Mungo Jerry – In the Summertime

 

Coiffure afro, rouflaquettes impressionnantes, dents du bonheur, c’est le look Ray Dorset, chanteur et guitariste d’un groupe connu sous le nom de The Good Earth. En 1968, Ray se consacre à la musique en dilettante et travaille chez TIMEX à Londres où il vit. C’est probablement à cause de perspectives professionnelles peu réjouissantes et pour des raisons de morosité climatique qu’il se met à composer. L’un des ses amis, Barry Murray, alors producteur chez Pye Records, lui offre la possibilité de signer avec la maison de disques. La formation change de nom pour adopter celui de Mungo Jerry en référence à Mungojerrie, l’un des personnages du livre de TS Eliot: Old Possum’s Book of Practical Cats. Un premier single est enregistré. In the Summertime sort en mai 1970, juste après une apparition du groupe au Newcastle Hollywood Festival dans le Staffordshire, sur la même affiche (certes tout en bas) que Grateful Dead, Black Sabbath, Free et Traffic. Excusez du peu! Succès immédiat principalement dû au fait que la jeunesse reçoit les paroles en tant qu’hymne au soleil, à l’insouciance et à la liberté.

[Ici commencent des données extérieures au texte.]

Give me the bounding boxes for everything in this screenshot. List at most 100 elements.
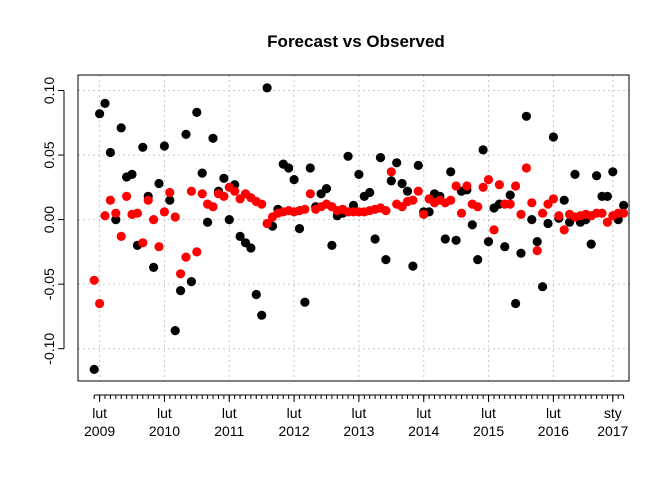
data-point: [208, 202, 218, 212]
plot-frame: [77, 74, 630, 382]
data-point: [176, 269, 186, 279]
x-tick-label-month: lut: [287, 405, 302, 421]
data-point: [402, 186, 413, 196]
y-tick-label: -0.05: [41, 268, 57, 300]
data-point: [159, 141, 169, 151]
data-point: [170, 326, 180, 336]
data-point: [116, 231, 126, 241]
data-point: [159, 207, 169, 217]
data-point: [95, 109, 105, 119]
data-point: [105, 147, 115, 158]
data-point: [257, 199, 267, 209]
data-point: [516, 209, 526, 219]
x-tick-label-year: 2011: [214, 423, 244, 439]
x-tick-label-month: lut: [157, 405, 172, 421]
data-point: [154, 178, 164, 189]
x-tick-label-year: 2016: [538, 423, 569, 439]
data-point: [300, 297, 310, 307]
data-point: [154, 242, 164, 252]
x-tick-label-year: 2013: [343, 423, 374, 439]
data-point: [538, 208, 548, 218]
data-point: [186, 277, 196, 287]
x-tick-label-year: 2009: [84, 423, 115, 439]
data-point: [186, 186, 196, 196]
data-point: [343, 151, 353, 161]
data-point: [262, 83, 272, 93]
data-point: [608, 167, 618, 177]
data-point: [408, 261, 418, 271]
x-tick-label-month: lut: [92, 405, 107, 421]
data-point: [300, 204, 310, 214]
data-point: [122, 191, 132, 201]
data-point: [111, 208, 121, 218]
data-point: [602, 191, 613, 201]
data-point: [462, 181, 472, 191]
x-tick-label-month: sty: [604, 405, 622, 421]
x-tick-label-year: 2017: [597, 423, 628, 439]
grid: [78, 75, 629, 381]
data-point: [105, 195, 115, 205]
data-point: [619, 208, 629, 218]
data-point: [289, 175, 299, 185]
x-tick-label-year: 2010: [149, 423, 180, 439]
x-tick-label-year: 2012: [279, 423, 310, 439]
data-point: [446, 195, 456, 205]
series-1: [89, 83, 629, 374]
data-point: [413, 186, 423, 196]
data-point: [354, 169, 364, 179]
data-point: [138, 238, 148, 248]
data-point: [440, 234, 450, 244]
data-point: [257, 310, 267, 320]
data-point: [370, 234, 380, 244]
data-point: [197, 189, 207, 199]
data-point: [543, 218, 553, 229]
data-point: [386, 176, 396, 186]
data-point: [192, 247, 202, 257]
y-tick-label: 0.05: [41, 141, 57, 168]
data-point: [473, 202, 483, 212]
data-point: [100, 98, 110, 108]
data-point: [554, 211, 564, 221]
x-tick-label-month: lut: [222, 405, 237, 421]
x-tick-label-month: lut: [546, 405, 561, 421]
y-tick-label: 0.10: [41, 77, 57, 104]
x-tick-label-year: 2014: [408, 423, 439, 439]
data-point: [348, 200, 359, 210]
data-point: [559, 225, 569, 235]
x-tick-label-month: lut: [416, 405, 431, 421]
data-point: [235, 231, 245, 241]
x-tick-label-month: lut: [481, 405, 496, 421]
data-point: [192, 107, 202, 117]
x-tick-label-month: lut: [352, 405, 367, 421]
data-point: [251, 289, 261, 300]
x-axis: lut 2009 lut 2010 lut 2011 lut 2012 lut 2013 lut 20…: [84, 394, 629, 439]
data-point: [219, 191, 229, 201]
data-point: [165, 187, 175, 198]
data-point: [456, 208, 467, 218]
data-point: [467, 220, 477, 230]
data-point: [413, 160, 423, 170]
data-point: [327, 240, 337, 250]
data-point: [149, 215, 159, 225]
data-point: [305, 189, 315, 199]
data-point: [89, 364, 99, 374]
data-point: [597, 208, 607, 218]
data-point: [111, 215, 121, 225]
data-point: [451, 181, 461, 191]
data-point: [532, 237, 542, 247]
data-point: [419, 209, 429, 219]
data-point: [397, 178, 407, 189]
data-point: [538, 282, 548, 292]
data-point: [505, 199, 515, 209]
data-point: [246, 243, 256, 253]
data-point: [602, 217, 613, 227]
data-point: [224, 215, 234, 225]
data-point: [143, 195, 153, 205]
data-point: [478, 145, 488, 155]
data-point: [505, 190, 515, 200]
data-point: [516, 248, 526, 258]
data-point: [478, 182, 488, 192]
data-point: [527, 198, 537, 208]
data-point: [483, 237, 494, 247]
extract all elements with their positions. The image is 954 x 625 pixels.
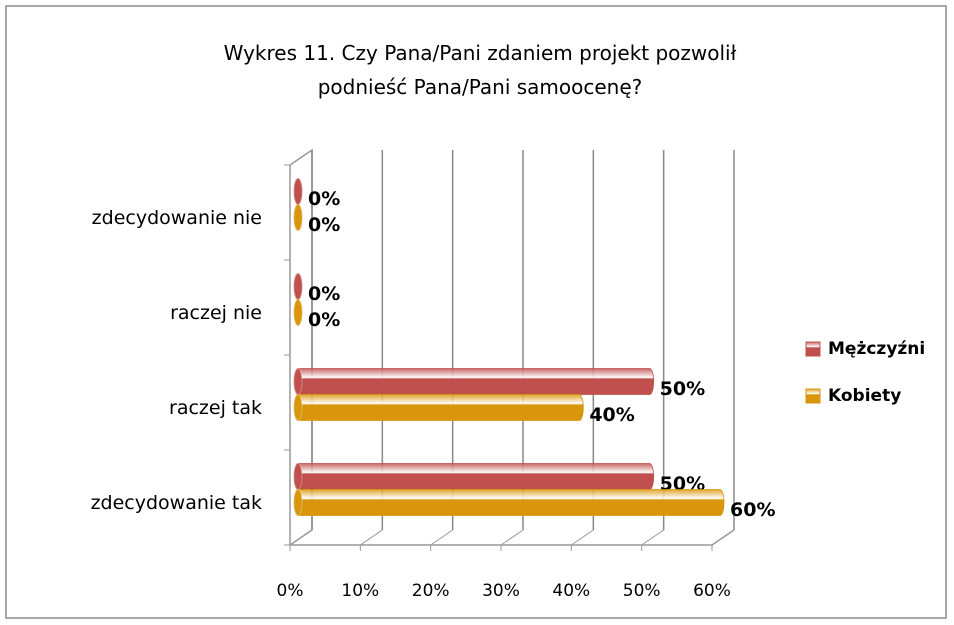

En été, tu peux t’étirer et toucher le ciel. Quand il fait beau tu penses aux filles. Boire un verre, se balader. Sors et pars à la rencontre. Si ton père est riche, invite la au restaurant. S’il n’a pas les moyens, improvise. Prends la route et file à 160 ou plus. Au coucher du soleil tu pourras prendre du bon temps sur une aire de repos. Viens avec nous. Nous ne sommes ni tristes, ni sales, ni méchants. Nous aimons tout le monde mais nous faisons ce qui nous plait. Quand il fait beau on part pêcher ou se baigner. Nous sommes toujours heureux, la vie est faite pour être vécue. Ouais, telle est notre philosophie, chante la avec nous! Quand vient l’hiver, il est temps de faire la fête. Amène une bouteille, invite tes amis, porte des vêtements clairs car l’été reviendra. Alors nous chanterons à nouveau, nous irons flâner, nous promener en ville et peut-être que nous y resterons ″.
Retentissement étonnant pour ce titre qui, de l’Afrique du Sud à la Suisse, figure immédiatement en première place de tous les hit parades et deviendra – avec 30 millions d’exemplaires écoulés – le troisième single le plus vendu au monde, derrière White Christmas de Bing Crosby et Candle in the Wind de Sir Elton John. In the Summertime est à mille lieues des standards musicaux du début des seventies. Le temps d’un été, Mungo Jerry parvient pourtant à remettre à la mode le skiffle avec banjo, washboard, jug et piano ragtime. D’autres réussites comme Baby Jump ou Lady Rose suivront, en Grande Bretagne notamment, mais jamais avec une telle ampleur. Le quatuor d’origine éclatera peu après la sortie du premier LP pour réapparaitre en 1973 avec un nouveau line up, toujours emmené par Ray Dorset qui se fendra d’un nouveau tube: Alright Alright Alright, une adaptation du Et moi, et moi, et moi de Jacques Dutronc. Une fois n’est pas coutume.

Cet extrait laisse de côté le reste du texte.